(Découvrez les coulisses du Prix du Grand-Maître)
Deux ans après son institution par la loi-cadre sur les ordres nationaux, le Prix du Grand-Maître des ordres entre enfin dans une phase opérationnelle. Le président de la République, Romuald Wadagni, a signé le décret n° 2026-407, fixant les modalités d’attribution de cette prestigieuse distinction destinée aux jeunes Béninois de moins de trente ans. Désormais doté d’un cadre juridique clair et précis, le prix se dote de critères de sélection rigoureux, d’un jury dédié et d’un rôle central confié à la Grande Chancellerie.
L’adoption de ce décret d’application, attendue depuis l’instauration de la distinction par la loi précédente, vient combler un vide procédural. Le texte restreint l’accès à ce prix spécial aux seuls citoyens béninois âgés de moins de trente ans, sans toutefois limiter la compétition aux seules performances scolaires ou universitaires. Une ouverture qui traduit la volonté de valoriser l’ensemble des talents, qu’ils émergent sur les bancs de l’école ou sur le terrain de l’entreprise.
Selon l’article 3 du décret, la compétition s’articule autour de deux volets distincts et complémentaires. Le volet académique récompense l’excellence dans le parcours scolaire et universitaire, tandis que le volet professionnel met à l’honneur la compétence en milieu professionnel, exigeant des candidats une démonstration de bonne gouvernance. Transparence, prise de décision inclusive et respect des pratiques responsables figurent parmi les critères retenus, dans le but de promouvoir l’éthique et la probité chez les jeunes cadres et entrepreneurs béninois. Une manière de former, par la reconnaissance, une génération de leaders exemplaires.

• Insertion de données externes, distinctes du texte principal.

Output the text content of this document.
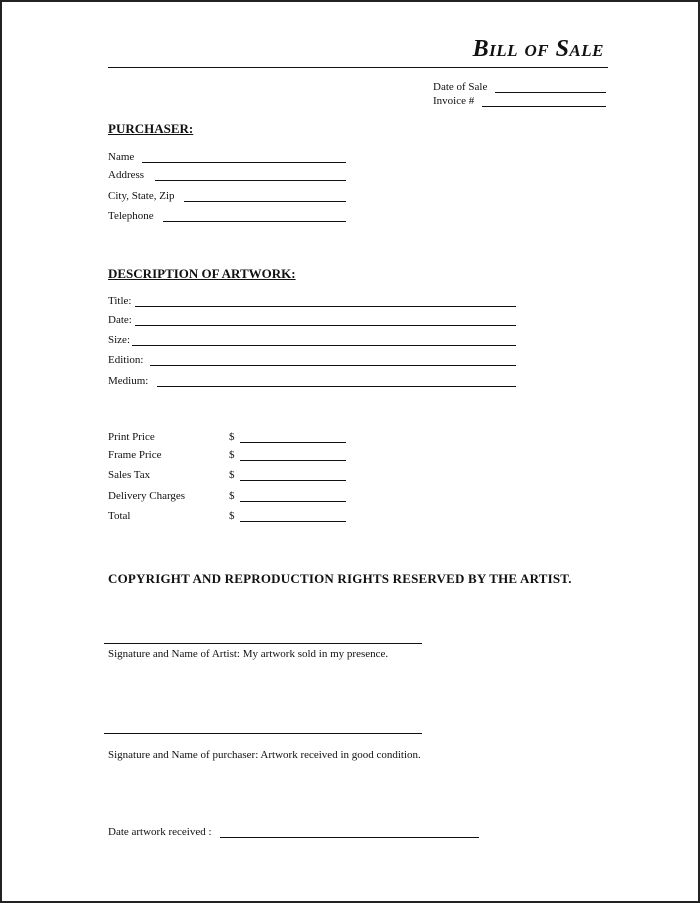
Bill of Sale
Date of Sale
Invoice #
PURCHASER:
Name
Address
City, State, Zip
Telephone
DESCRIPTION OF ARTWORK:
Title:
Date:
Size:
Edition:
Medium:
Print Price	$
Frame Price	$
Sales Tax	$
Delivery Charges	$
Total	$
COPYRIGHT AND REPRODUCTION RIGHTS RESERVED BY THE ARTIST.
Signature and Name of Artist: My artwork sold in my presence.
Signature and Name of purchaser: Artwork received in good condition.
Date artwork received :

L’évaluation des candidatures est confiée à un jury national de sept membres, nommés par décret présidentiel sur proposition du Vice-Président de la République. Ce jury, à la composition hybride, réunit cinq représentants institutionnels des ministères de l’Éducation, de la Jeunesse, de la Fonction publique, des Entreprises, ainsi que de la Chambre de Commerce et d’Industrie du Bénin. À ces voix institutionnelles s’ajoutent deux personnalités indépendantes, reconnues pour leur intégrité, dont l’une assurera la présidence du jury, garantissant ainsi l’impartialité des délibérations. Une condition supplémentaire : tous les jurés doivent être membres d’un ordre national, afin de préserver le sérieux et la solennité de l’institution.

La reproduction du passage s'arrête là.